Gordon Hayward was aided tremendously by a stellar run through the NCAA Tournament. Hayward earns praise for his high basketball IQ and sound rebounding for his position.

Udrih had a nice campaign in '09-10, but in a perfect world, he would be the first guard coming off the bench for the Kings. He plays marvelously alongside Rookie of the Year Tyreke Evans, but a more traditional two guard with shooting range would be a more ideal fit.

Evans is going to dominate the ball almost every possession, so his running mate in the backcourt must be a capable shooter. Shooting guard is a position of need for the Kings, but quite frankly there isn't a player worth taking at the fifth pick. It is unlikely Sacramento will find a shooting guard in that mold this off-season.

I think the Kings will utilize the best player available strategy in Thursday's draft. DeMarcus Cousins will be incredibly tempting, and if he is indeed on the board at five, Petrie will deliberate long and hard over that possibility.

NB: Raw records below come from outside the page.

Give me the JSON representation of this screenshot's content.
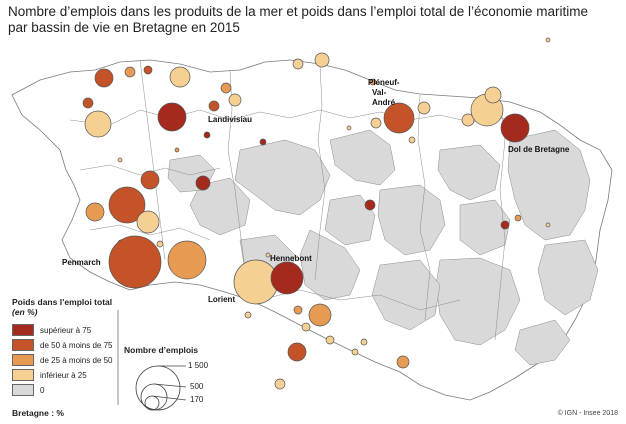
{
  "title": {
    "line1": "Nombre d’emplois dans les produits de la mer et poids dans l’emploi total de l’économie maritime",
    "line2": "par bassin de vie en Bretagne en 2015"
  },
  "legend": {
    "title": "Poids  dans l’emploi total",
    "subtitle": "(en %)",
    "classes": [
      {
        "label": "supérieur à 75",
        "color": "#a52a1e"
      },
      {
        "label": "de 50 à moins de 75",
        "color": "#c4532a"
      },
      {
        "label": "de 25 à moins de 50",
        "color": "#e79a52"
      },
      {
        "label": "inférieur à 25",
        "color": "#f6cf93"
      },
      {
        "label": "0",
        "color": "#d9d9d9"
      }
    ]
  },
  "size_legend": {
    "title": "Nombre d’emplois",
    "values": [
      "1 500",
      "500",
      "170"
    ]
  },
  "footer": {
    "region_label": "Bretagne :  %",
    "credit": "© IGN - Insee 2018"
  },
  "places": [
    {
      "name": "Landivisiau"
    },
    {
      "name": "Pléneuf-"
    },
    {
      "name": "Val-"
    },
    {
      "name": "André"
    },
    {
      "name": "Dol de Bretagne"
    },
    {
      "name": "Penmarch"
    },
    {
      "name": "Hennebont"
    },
    {
      "name": "Lorient"
    }
  ],
  "colors": {
    "land": "#ffffff",
    "border": "#7a7a7a",
    "gray_zone": "#d9d9d9"
  }
}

I believe John Wall, Evan Turner, Derrick Favors, and Wesley Johnson will have heard their names called by the time the Kings make their selection.

It'll come down to DeMarcus Cousins and Greg Monroe. Perhaps Cousins is more talented than Monroe, but if so, it isn't by much. And while Cousins is a problem child, Monroe is a choir boy by comparison. Ultimately, I believe Petrie has already fallen in love with the long-limbed Greg Monroe. His soft hands, adept passing skills, and first-rate rebounding ability will prove to be too much to pass up.

Geoff Petrie aims to bring the Rookie of the Year to Sacramento for the second straight season. If the Kings do indeed draft the eventual Rookie of the Year, it'll mark just the fifth time in the 64-year storied history of the NBA that a team has two consecutive Rookie of the Year winners.